Data Analysis and Interpretation
Spectral processing involves baseline correction, smoothing (Savitzky–Golay filter), deconvolution, and fitting to models developed by scientists at institutions like the Max Planck Institute and Los Alamos National Laboratory. Concentrations are determined via Beer–Lambert law with standards traceable to NIST or certified reference materials from the European Commission's Joint Research Centre. Spectral libraries and chemometric methods (principal component analysis, partial least squares regression) are implemented with software from companies like Agilent Technologies, Thermo Fisher Scientific, and Bruker and are used in research groups at MIT, University of Cambridge, and University of Oxford.
Applications
Ultraviolet–visible spectroscopy is applied in pharmaceutical analysis at companies such as Pfizer, Merck, and GlaxoSmithKline for assay and dissolution testing; environmental monitoring by agencies like the Environmental Protection Agency and United Nations Environment Programme for water quality; clinical diagnostics at Mayo Clinic and Cleveland Clinic for hemoglobin assays; and materials characterization in research at IBM Research, Samsung, and Toyota Central R&D Labs. It supports studies in photochemistry linked to laboratories at Lawrence Berkeley National Laboratory and renewable energy research at National Renewable Energy Laboratory. Historical applications include pigment analysis at the Louvre and conservation science at the British Museum.

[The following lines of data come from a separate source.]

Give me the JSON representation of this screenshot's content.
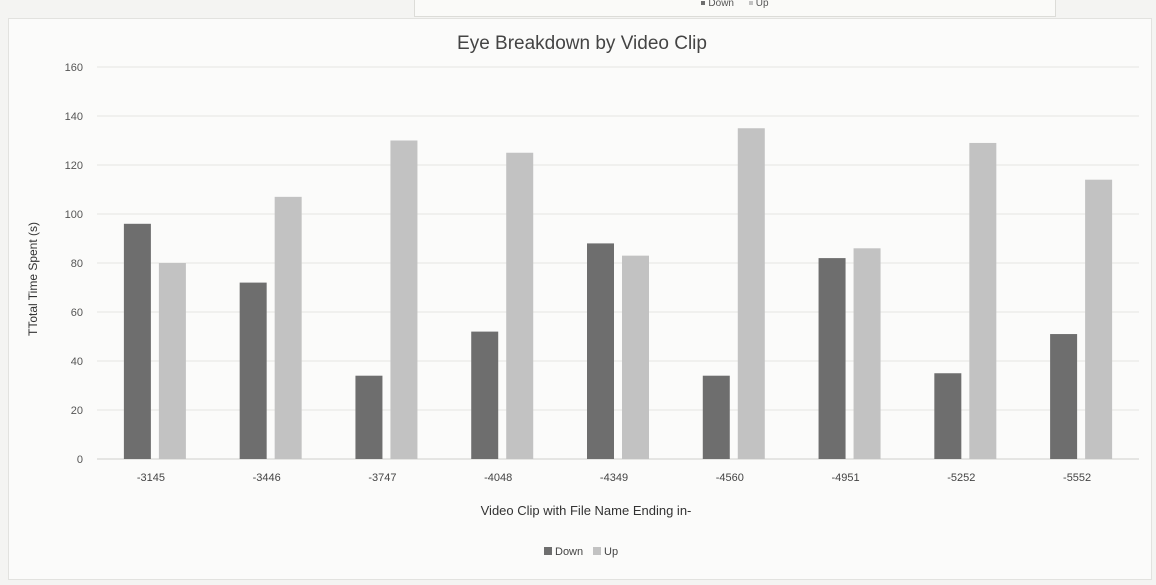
{
  "top_legend": {
    "items": [
      {
        "label": "Down",
        "color": "#6e6e6e"
      },
      {
        "label": "Up",
        "color": "#c2c2c2"
      }
    ]
  },
  "chart_data": {
    "type": "bar",
    "title": "Eye Breakdown by Video Clip",
    "xlabel": "Video Clip with File Name Ending in-",
    "ylabel": "TTotal Time Spent (s)",
    "categories": [
      "-3145",
      "-3446",
      "-3747",
      "-4048",
      "-4349",
      "-4560",
      "-4951",
      "-5252",
      "-5552"
    ],
    "series": [
      {
        "name": "Down",
        "color": "#6e6e6e",
        "values": [
          96,
          72,
          34,
          52,
          88,
          34,
          82,
          35,
          51
        ]
      },
      {
        "name": "Up",
        "color": "#c2c2c2",
        "values": [
          80,
          107,
          130,
          125,
          83,
          135,
          86,
          129,
          114
        ]
      }
    ],
    "ylim": [
      0,
      160
    ],
    "yticks": [
      0,
      20,
      40,
      60,
      80,
      100,
      120,
      140,
      160
    ],
    "grid": true,
    "legend_position": "bottom"
  }
}
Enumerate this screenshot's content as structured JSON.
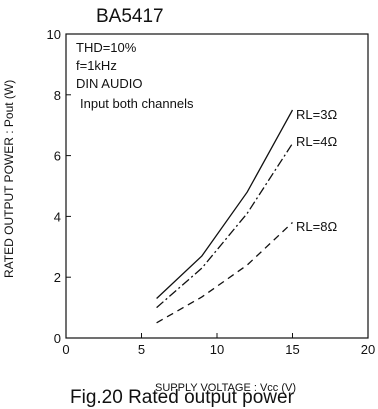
{
  "chart_data": {
    "type": "line",
    "title": "BA5417",
    "xlabel": "SUPPLY VOLTAGE : Vcc (V)",
    "ylabel": "RATED OUTPUT POWER : Pout (W)",
    "caption": "Fig.20 Rated output power",
    "xlim": [
      0,
      20
    ],
    "ylim": [
      0,
      10
    ],
    "x_ticks": [
      "0",
      "5",
      "10",
      "15",
      "20"
    ],
    "y_ticks": [
      "0",
      "2",
      "4",
      "6",
      "8",
      "10"
    ],
    "grid": false,
    "annotations": [
      "THD=10%",
      "f=1kHz",
      "DIN AUDIO",
      "Input both channels"
    ],
    "series": [
      {
        "name": "RL=3Ω",
        "style": "solid",
        "x": [
          6,
          9,
          12,
          15
        ],
        "y": [
          1.3,
          2.7,
          4.8,
          7.5
        ]
      },
      {
        "name": "RL=4Ω",
        "style": "dashdot",
        "x": [
          6,
          9,
          12,
          15
        ],
        "y": [
          1.0,
          2.3,
          4.1,
          6.4
        ]
      },
      {
        "name": "RL=8Ω",
        "style": "dashed",
        "x": [
          6,
          9,
          12,
          15
        ],
        "y": [
          0.5,
          1.35,
          2.4,
          3.8
        ]
      }
    ]
  }
}
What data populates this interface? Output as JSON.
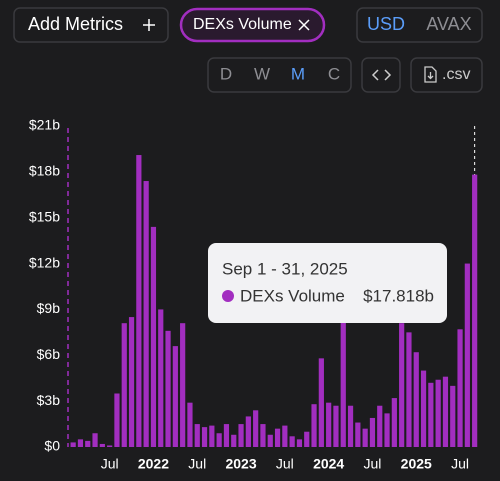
{
  "ui": {
    "add_metrics": "Add Metrics",
    "currency": [
      "USD",
      "AVAX"
    ],
    "intervals": [
      "D",
      "W",
      "M",
      "C"
    ],
    "csv": ".csv"
  },
  "chart_data": {
    "type": "bar",
    "categories": [
      null,
      null,
      null,
      null,
      null,
      "Jul",
      null,
      null,
      null,
      null,
      null,
      "2022",
      null,
      null,
      null,
      null,
      null,
      "Jul",
      null,
      null,
      null,
      null,
      null,
      "2023",
      null,
      null,
      null,
      null,
      null,
      "Jul",
      null,
      null,
      null,
      null,
      null,
      "2024",
      null,
      null,
      null,
      null,
      null,
      "Jul",
      null,
      null,
      null,
      null,
      null,
      "2025",
      null,
      null,
      null,
      null,
      null,
      "Jul",
      null,
      null
    ],
    "series": [
      {
        "name": "DEXs Volume",
        "color": "#a22ec0",
        "values": [
          0.3,
          0.5,
          0.4,
          0.9,
          0.2,
          0.1,
          3.5,
          8.1,
          8.5,
          19.1,
          17.4,
          14.4,
          9.0,
          7.6,
          6.6,
          8.1,
          2.9,
          1.5,
          1.3,
          1.4,
          0.9,
          1.5,
          0.8,
          1.5,
          2.0,
          2.4,
          1.5,
          0.8,
          1.2,
          1.4,
          0.7,
          0.5,
          1.0,
          2.8,
          5.8,
          2.9,
          2.7,
          8.3,
          2.7,
          1.6,
          1.2,
          1.9,
          2.7,
          2.2,
          3.2,
          8.1,
          7.5,
          6.2,
          5.0,
          4.2,
          4.4,
          4.6,
          4.0,
          7.7,
          12.0,
          17.818
        ]
      }
    ],
    "ylim": [
      0,
      21
    ],
    "yticks": [
      {
        "value": 0,
        "label": "$0"
      },
      {
        "value": 3,
        "label": "$3b"
      },
      {
        "value": 6,
        "label": "$6b"
      },
      {
        "value": 9,
        "label": "$9b"
      },
      {
        "value": 12,
        "label": "$12b"
      },
      {
        "value": 15,
        "label": "$15b"
      },
      {
        "value": 18,
        "label": "$18b"
      },
      {
        "value": 21,
        "label": "$21b"
      }
    ],
    "grid": false,
    "tooltip": {
      "title": "Sep 1 - 31, 2025",
      "value_label": "$17.818b"
    }
  }
}
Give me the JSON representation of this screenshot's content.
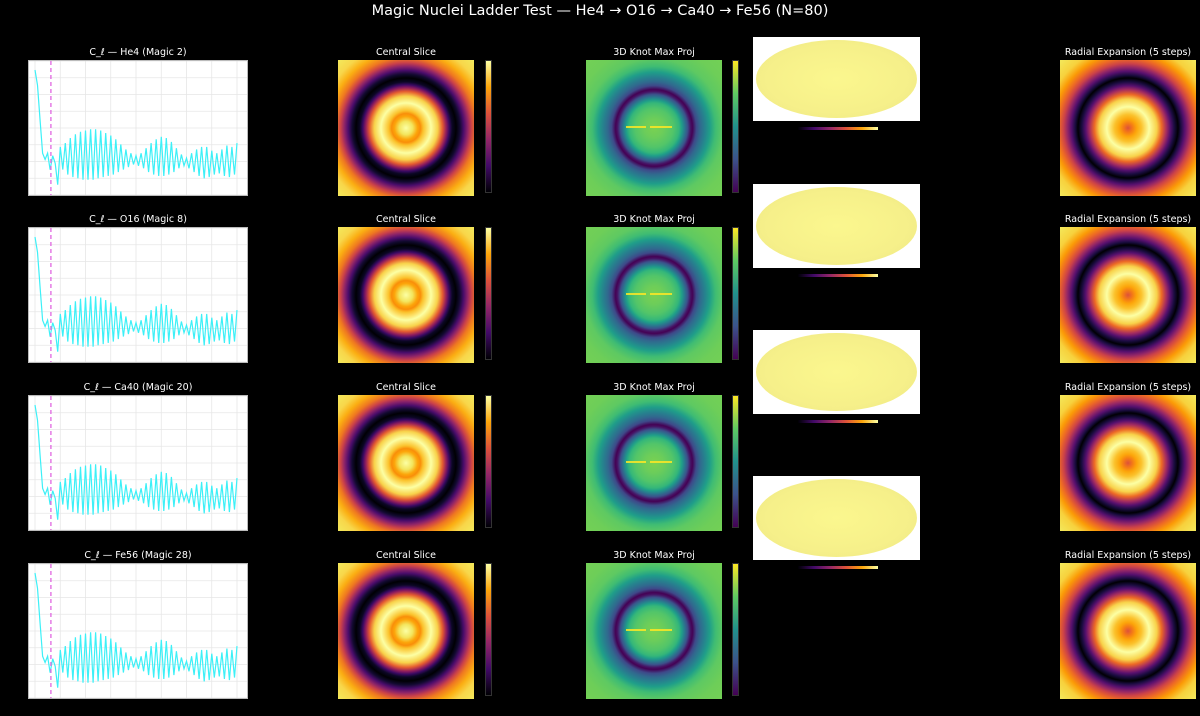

Limitations and Sources of Error
Limitations include deviations from Beer–Lambert law due to high concentration, chemical interactions, and scattering as encountered in atmospheric studies by NASA and ESA; instrumental stray light and bandwidth limitations as characterized by standards from ISO and ASTM; and matrix effects in complex samples addressed by laboratories like the Centers for Disease Control and Prevention. Common sources of error involve cuvette path length inaccuracies, lamp instability, temperature fluctuations (considered in protocols at WHO and CDC), and improper baseline correction, with mitigation strategies developed by research groups at University of Illinois and Carnegie Mellon University.